An interesting aspect of the European rescue plan for Greece is that the ISDA (the International Swaps and Derivatives Association) ruled that the restructuring was not a credit event for the purpose of settling credit default swaps. ISDA’s rationale is that the restructuring was voluntary — if you want to continue to hold unrestructured Greek debt, you can. Nevertheless, many bondholders will have a financial experience equivalent to a default; they will take a writedown on their debt, accept lower coupons, and have a guaranteed principal payment.
Probably a goal of the rescue was to avoid creating a credit event. There were fears that an official Greek default would cause CDS sellers to fail (remember AIG?), in which case CDS buyers (such as banks) who thought they had hedged their Greek government bond positions would not have been hedged, and this could have caused a cascade of failures. It’s hard to know if this was a plausible scenario, but this time at any rate, we won’t have to find out.

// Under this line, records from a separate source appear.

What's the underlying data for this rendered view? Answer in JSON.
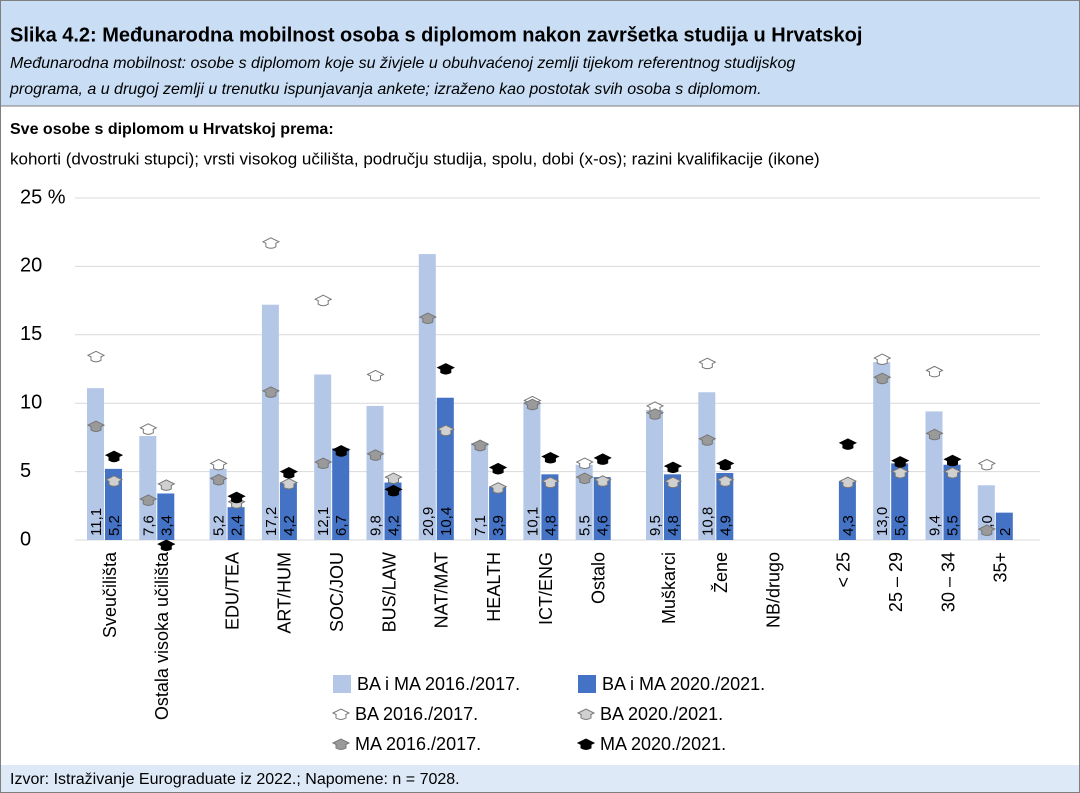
{
  "chart_data": {
    "type": "bar",
    "title": "Slika 4.2: Međunarodna mobilnost osoba s diplomom nakon završetka studija u Hrvatskoj",
    "subtitle": [
      "Međunarodna mobilnost: osobe s diplomom koje su živjele u obuhvaćenoj zemlji tijekom referentnog studijskog",
      "programa, a u drugoj zemlji u trenutku ispunjavanja ankete; izraženo kao postotak svih osoba s diplomom."
    ],
    "heading": "Sve osobe s diplomom u Hrvatskoj prema:",
    "description": "kohorti (dvostruki stupci); vrsti visokog učilišta, području studija, spolu, dobi (x-os); razini kvalifikacije (ikone)",
    "source": "Izvor: Istraživanje Eurograduate iz 2022.; Napomene: n = 7028.",
    "categories": [
      "Sveučilišta",
      "Ostala visoka učilišta",
      "EDU/TEA",
      "ART/HUM",
      "SOC/JOU",
      "BUS/LAW",
      "NAT/MAT",
      "HEALTH",
      "ICT/ENG",
      "Ostalo",
      "Muškarci",
      "Žene",
      "NB/drugo",
      "< 25",
      "25 – 29",
      "30 – 34",
      "35+"
    ],
    "ylim": [
      0,
      25
    ],
    "yticks": [
      0,
      5,
      10,
      15,
      20,
      {
        "value": 25,
        "label": "25 %"
      }
    ],
    "grid": true,
    "series": [
      {
        "name": "BA i MA 2016./2017.",
        "color": "#b4c7e7",
        "values": [
          11.1,
          7.6,
          5.2,
          17.2,
          12.1,
          9.8,
          20.9,
          7.1,
          10.1,
          5.5,
          9.5,
          10.8,
          null,
          null,
          13.0,
          9.4,
          4.0
        ],
        "value_labels": [
          "11,1",
          "7,6",
          "5,2",
          "17,2",
          "12,1",
          "9,8",
          "20,9",
          "7,1",
          "10,1",
          "5,5",
          "9,5",
          "10,8",
          null,
          null,
          "13,0",
          "9,4",
          "4,0"
        ]
      },
      {
        "name": "BA i MA 2020./2021.",
        "color": "#4472c4",
        "values": [
          5.2,
          3.4,
          2.4,
          4.2,
          6.7,
          4.2,
          10.4,
          3.9,
          4.8,
          4.6,
          4.8,
          4.9,
          null,
          4.3,
          5.6,
          5.5,
          2
        ],
        "value_labels": [
          "5,2",
          "3,4",
          "2,4",
          "4,2",
          "6,7",
          "4,2",
          "10,4",
          "3,9",
          "4,8",
          "4,6",
          "4,8",
          "4,9",
          null,
          "4,3",
          "5,6",
          "5,5",
          "2"
        ]
      }
    ],
    "icon_series": [
      {
        "name": "BA 2016./2017.",
        "color": "#ffffff",
        "values": [
          13.5,
          8.2,
          5.6,
          21.8,
          17.6,
          12.1,
          null,
          7.0,
          10.2,
          5.7,
          9.8,
          13.0,
          null,
          null,
          13.3,
          12.4,
          5.6
        ]
      },
      {
        "name": "BA 2020./2021.",
        "color": "#d0d0d0",
        "values": [
          4.4,
          4.1,
          2.8,
          4.2,
          6.6,
          4.6,
          8.1,
          3.9,
          4.3,
          4.4,
          4.3,
          4.4,
          null,
          4.3,
          5.0,
          5.0,
          null
        ]
      },
      {
        "name": "MA 2016./2017.",
        "color": "#9a9a9a",
        "values": [
          8.4,
          3.0,
          4.5,
          10.9,
          5.7,
          6.3,
          16.3,
          7.0,
          10.0,
          4.6,
          9.3,
          7.4,
          null,
          null,
          11.9,
          7.8,
          0.8
        ]
      },
      {
        "name": "MA 2020./2021.",
        "color": "#000000",
        "values": [
          6.2,
          -0.3,
          3.2,
          5.0,
          6.6,
          3.7,
          12.6,
          5.3,
          6.1,
          6.0,
          5.4,
          5.6,
          null,
          7.1,
          5.8,
          5.9,
          null
        ]
      }
    ]
  }
}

Won’t this ‘default without a default’ particularly hurt the CDS buyers who had a reason to hedge but, because of the ISDA’s funnybusiness, are left high and dry? The buyers get hit in both scenarios: 1) the ISDA calls it a default but the CDS sellers can’t pay, and 2) The ISDA doesn’t call it a default so CDS buyers don’t get paid anyways.
So the potential cascade would have to come from somewhere else. Perhaps the CDS sellers are in a particularly weak position or they sold an inordinate amount of insurance. The ISDA apparently wants to prop up the CDS sellers but is okay throwing buyers under the bus.
Good question. Keep in mind that CDS prices track bonds prices, so that when the CDS premium falls the non-restructured bond price should increase. It appears that both did happen, though i didn’t try to compute the return on a hedged position. A harder question to answer is how the CDS price relates to the price of a restructured bond. I’m not sure.